10.Clinical efficacy of Infliximab in pediatric Crohn′s disease
Feihong YU ; Xiwei XU ; Dongdan LI ; Jin ZHOU ; Guoli WANG ; Huiqing SHEN ; Tianlu MEI ; Jing ZHANG
Chinese Journal of Applied Clinical Pediatrics 2021;36(10):740-743
Objective:To evaluate the clinical efficacy and safety of Infliximab (IFX) in pediatric Crohn′s disease (CD).Methods:The efficacy of IFX therapy in 30 patients suffering from active CD who were not completely improved with traditional medicine and enteral nutrition or had intolerance to the medicine in Beijing Children′s Hospital Affiliated to Capital Medical University from December 2014 to December 2019 were retrospectively analyzed.Pediatric Crohn′s Disease Activity Index (PCDAI), blood biochemistry indices, mucosal healing, nutritional status, and adverse reactions were compared and evaluated.Results:Thirty active CD cases, with 18 males and 12 females, were enrolled, and the average age was (8.63±4.76) years old.Three cases who didn′t complete 3 times of IFX injection and 1 case who lost to be followed up were excluded.A total of 26 cases of CD in active period were enrolled in this study on efficacy.The clinical remission and response rate of 26 cases were 61.5% and 84.6%, respectively, at 14-week of IFX therapy.The clinical remission and response rate of 21 cases were 71.4% and 85.7%, respectively, at 30-week.The clinical remission and response rate of 15 cases were 86.7% and 93.3%, respectively, at 54-week.At week 14 th, PCDAI score [(9.56±8.05) scores vs.(29.02±10.86) scores] decreased compared with before treatment ( t=7.339, P<0.05).
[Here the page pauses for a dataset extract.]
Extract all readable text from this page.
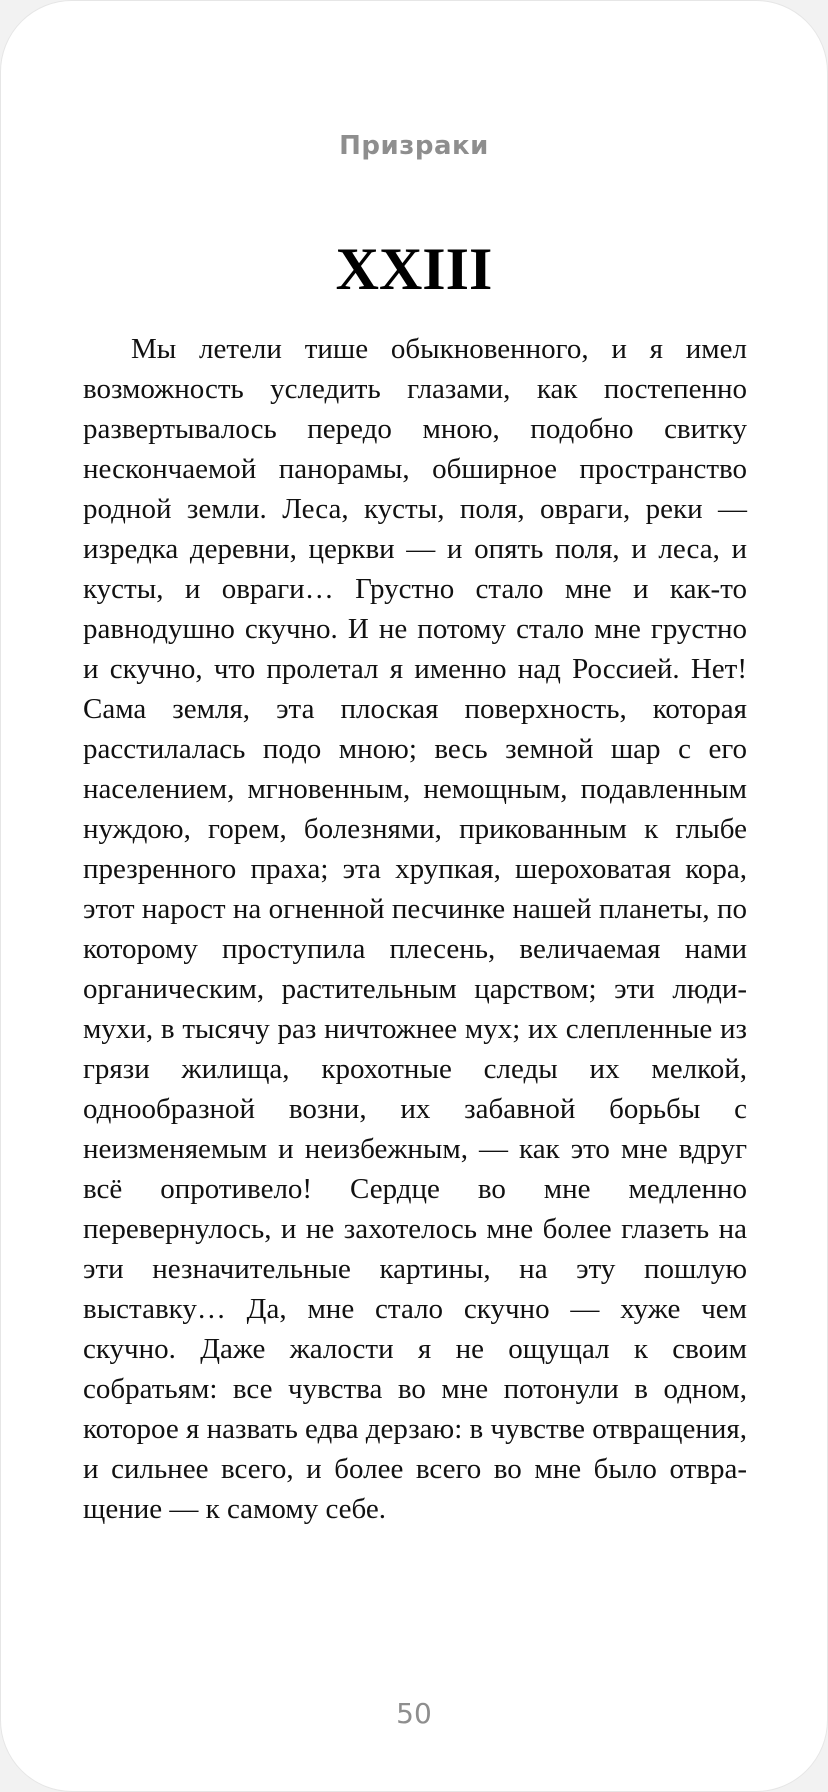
Призраки
XXIII

Мы летели тише обыкновенного, и я имел возможность уследить глазами, как постепенно развертывалось передо мною, подобно свитку нескончаемой панорамы, обширное пространство родной земли. Леса, кусты, поля, овраги, реки — изредка деревни, церкви — и опять поля, и леса, и кусты, и овраги… Грустно стало мне и как-то равнодушно скучно. И не потому стало мне грустно и скучно, что пролетал я именно над Россией. Нет! Сама земля, эта плоская поверхность, которая расстилалась подо мною; весь земной шар с его населением, мгновенным, немощным, подавленным нуждою, горем, болезнями, прикованным к глыбе презренного праха; эта хрупкая, шероховатая кора, этот нарост на огненной песчинке нашей планеты, по которому проступила плесень, величаемая нами органическим, растительным царством; эти люди-мухи, в тысячу раз ничтожнее мух; их слепленные из грязи жилища, крохотные следы их мелкой, однообразной возни, их забавной борьбы с неизменяемым и неизбежным, — как это мне вдруг всё опротивело! Сердце во мне медленно перевернулось, и не захотелось мне более глазеть на эти незначительные картины, на эту пошлую выставку… Да, мне стало скучно — хуже чем скучно. Даже жалости я не ощущал к своим собратьям: все чувства во мне потонули в одном, которое я назвать едва дерзаю: в чувстве отвращения, и сильнее всего, и более всего во мне было отвращение — к самому себе.

50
The levels of erythrocyte sedimentation rate [(15.54±10.26) mm/1 h vs.(33.77±21.30) mm/1 h] and C-reactive protein [(4.79±12.94 ) mg/L vs.(16.33±23.43) mg/L] were obviously decreased, and the hemoglobin [(126.27±16.51) g/L vs.(110.58±16.45) g/L], hematocrit [(37.03±3.95)% vs.(33.52±4.32)%], and albumin levels [(42.30±3.03) g/L vs.(37.13±5.68) g/L] were remarkably increased compared with those before treatment ( t=3.932, 1.993, -3.398, -3.060, -4.009, all P<0.05). Height for age Z score and body mass index Z score were increased after IFX treatment, without statistically significant differences (all P>0.05). Conclusions:IFX therapy had good clinical efficacy in controlling inflammatorys and inducing clinical remission in pediatric CD.